Application Workflow Diagram

Guidelines

  • When a document is uploaded (and for everytime it stays uploaded), its content is attached to the user's query, and the chatbot's responses are grounded in the document ( a sperate prompt template is used). That chat conversation is tagged with the document name as metadata to be used in the chat history.
  • If the document is detached, the chat history will only contain the user's queries and the chatbot's responses, unless the load-doc-in-chat-history configuration parameter is enabled, in which case the document content will be retained in the chat history.
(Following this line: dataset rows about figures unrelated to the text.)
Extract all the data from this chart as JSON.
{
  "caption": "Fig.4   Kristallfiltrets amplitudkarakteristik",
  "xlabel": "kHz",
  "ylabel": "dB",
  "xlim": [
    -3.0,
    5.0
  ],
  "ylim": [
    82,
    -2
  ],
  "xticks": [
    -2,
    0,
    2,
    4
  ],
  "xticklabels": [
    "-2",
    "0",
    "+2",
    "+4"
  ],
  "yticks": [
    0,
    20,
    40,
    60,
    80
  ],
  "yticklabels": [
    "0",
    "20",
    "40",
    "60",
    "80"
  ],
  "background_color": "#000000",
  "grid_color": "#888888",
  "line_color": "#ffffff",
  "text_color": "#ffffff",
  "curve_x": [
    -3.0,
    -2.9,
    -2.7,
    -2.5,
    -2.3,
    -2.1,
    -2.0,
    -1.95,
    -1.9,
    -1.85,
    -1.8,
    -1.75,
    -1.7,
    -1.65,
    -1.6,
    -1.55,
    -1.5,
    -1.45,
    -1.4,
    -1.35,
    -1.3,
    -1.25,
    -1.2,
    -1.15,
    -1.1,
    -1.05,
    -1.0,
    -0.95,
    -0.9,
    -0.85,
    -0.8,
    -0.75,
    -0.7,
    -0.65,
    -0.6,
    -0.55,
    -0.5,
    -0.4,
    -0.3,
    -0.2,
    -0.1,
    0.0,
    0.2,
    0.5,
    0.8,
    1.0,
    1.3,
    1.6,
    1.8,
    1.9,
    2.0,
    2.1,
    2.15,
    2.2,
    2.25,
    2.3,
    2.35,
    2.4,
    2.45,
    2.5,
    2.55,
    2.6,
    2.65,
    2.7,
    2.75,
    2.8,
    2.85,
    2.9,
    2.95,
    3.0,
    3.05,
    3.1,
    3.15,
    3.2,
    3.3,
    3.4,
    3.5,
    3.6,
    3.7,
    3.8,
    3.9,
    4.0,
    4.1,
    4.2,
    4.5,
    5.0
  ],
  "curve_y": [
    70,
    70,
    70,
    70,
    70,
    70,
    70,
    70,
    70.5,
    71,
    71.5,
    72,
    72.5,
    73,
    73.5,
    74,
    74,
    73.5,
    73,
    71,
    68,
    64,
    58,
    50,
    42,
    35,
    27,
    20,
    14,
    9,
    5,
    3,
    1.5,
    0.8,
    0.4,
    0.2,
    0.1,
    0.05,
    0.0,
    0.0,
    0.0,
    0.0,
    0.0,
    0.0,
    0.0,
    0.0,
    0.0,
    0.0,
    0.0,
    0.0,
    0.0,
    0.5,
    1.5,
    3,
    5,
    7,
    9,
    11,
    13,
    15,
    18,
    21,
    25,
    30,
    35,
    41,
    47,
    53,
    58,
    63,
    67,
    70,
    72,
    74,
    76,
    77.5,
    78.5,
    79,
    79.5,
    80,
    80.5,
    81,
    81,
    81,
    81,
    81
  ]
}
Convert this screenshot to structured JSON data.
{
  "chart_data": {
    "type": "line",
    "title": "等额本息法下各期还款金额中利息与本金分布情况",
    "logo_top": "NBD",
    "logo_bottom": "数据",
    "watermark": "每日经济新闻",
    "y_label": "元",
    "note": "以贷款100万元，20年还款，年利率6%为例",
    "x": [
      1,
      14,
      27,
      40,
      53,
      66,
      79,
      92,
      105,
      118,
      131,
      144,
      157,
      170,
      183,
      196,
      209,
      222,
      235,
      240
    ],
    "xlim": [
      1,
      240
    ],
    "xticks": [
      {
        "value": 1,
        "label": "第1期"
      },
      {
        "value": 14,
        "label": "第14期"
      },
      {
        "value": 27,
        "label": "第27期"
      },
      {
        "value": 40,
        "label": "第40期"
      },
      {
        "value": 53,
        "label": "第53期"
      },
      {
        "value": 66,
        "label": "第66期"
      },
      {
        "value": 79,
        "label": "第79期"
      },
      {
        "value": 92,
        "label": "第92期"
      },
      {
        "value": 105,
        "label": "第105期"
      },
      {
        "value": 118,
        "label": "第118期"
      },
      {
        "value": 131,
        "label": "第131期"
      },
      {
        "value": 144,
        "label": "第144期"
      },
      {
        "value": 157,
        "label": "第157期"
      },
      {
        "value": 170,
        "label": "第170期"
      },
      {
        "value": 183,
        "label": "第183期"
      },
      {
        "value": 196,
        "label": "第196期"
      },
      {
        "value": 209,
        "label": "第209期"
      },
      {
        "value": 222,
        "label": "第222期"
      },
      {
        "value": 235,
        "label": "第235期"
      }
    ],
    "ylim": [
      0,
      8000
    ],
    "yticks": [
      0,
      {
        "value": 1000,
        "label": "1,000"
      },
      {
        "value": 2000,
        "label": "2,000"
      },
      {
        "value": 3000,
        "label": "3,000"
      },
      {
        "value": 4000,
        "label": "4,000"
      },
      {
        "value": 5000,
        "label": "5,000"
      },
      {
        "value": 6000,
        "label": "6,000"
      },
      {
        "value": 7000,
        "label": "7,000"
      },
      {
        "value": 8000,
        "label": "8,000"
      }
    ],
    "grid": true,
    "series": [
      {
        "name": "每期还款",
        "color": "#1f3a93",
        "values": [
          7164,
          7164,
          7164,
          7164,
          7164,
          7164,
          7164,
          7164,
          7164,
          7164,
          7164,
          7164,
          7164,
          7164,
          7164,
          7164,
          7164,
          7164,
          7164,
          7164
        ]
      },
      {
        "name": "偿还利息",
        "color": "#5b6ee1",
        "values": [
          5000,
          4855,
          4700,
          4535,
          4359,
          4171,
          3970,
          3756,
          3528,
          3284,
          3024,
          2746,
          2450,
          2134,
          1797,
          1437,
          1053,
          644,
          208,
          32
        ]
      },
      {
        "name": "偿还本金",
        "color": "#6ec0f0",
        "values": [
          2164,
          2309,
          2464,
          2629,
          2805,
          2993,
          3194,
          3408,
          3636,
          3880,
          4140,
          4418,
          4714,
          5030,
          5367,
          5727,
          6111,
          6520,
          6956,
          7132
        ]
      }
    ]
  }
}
  • You can refer to documents by their names of format (PDF, WORD, IMAGE etc) when having a conversation with the AI.
  • The chat-history-loaded-length setting determines how many previous conversations the LLM will be aware of, including any attached documents (if the load-doc-in-chat-history option is enabled). A higher value for this setting means that the LLM will have access to more historical context, but it may also increase the cost and potentially introduce latency, as more tokens will be inputted into the LLM. For optimal performance and cost-effectiveness, it's recommended to set the 'chat-history-loaded-length' to a value between 5 and 10. This range strikes a balance between providing the LLM with sufficient historical context while minimizing the input payload size and associated costs.
  • ⚠️ When using the Streamlit app, any uploaded document will be persisted for the current chat conversation. This means that subsequent questions, as well as chat histories (if the 'load-doc-in-chat-history' option is enabled), will have the document(s) as context, and the responses will be grounded in that document(s). However, this can increase the cost and latency, as the input payload will be larger due to the loaded document(s) in every chat turn. Therefore if you have the load-doc-in-chat-history option enabled, after your first question response with the uploaded document(s), it is recommended to remove the document(s) by clicking the X sign next to the uploaded file(s). The document(s) will be saved in the chat history, and you can ask follow-up questions about it, as the LLM will have knowledge of the document(s) from the chat history. On the other hand, if the load-doc-in-chat-history option is disabled, and you want to keep asking follow-up questions about the document(s), leave the document(s) uploaded until you are done. This way, only the current chat turn will have the document(s) loaded, and not the entire chat history. The choice between enabling load-doc-in-chat-history or not is dependent on cost and latency. I would recommend enabling for a smoother experience following the aforementioned guidelines.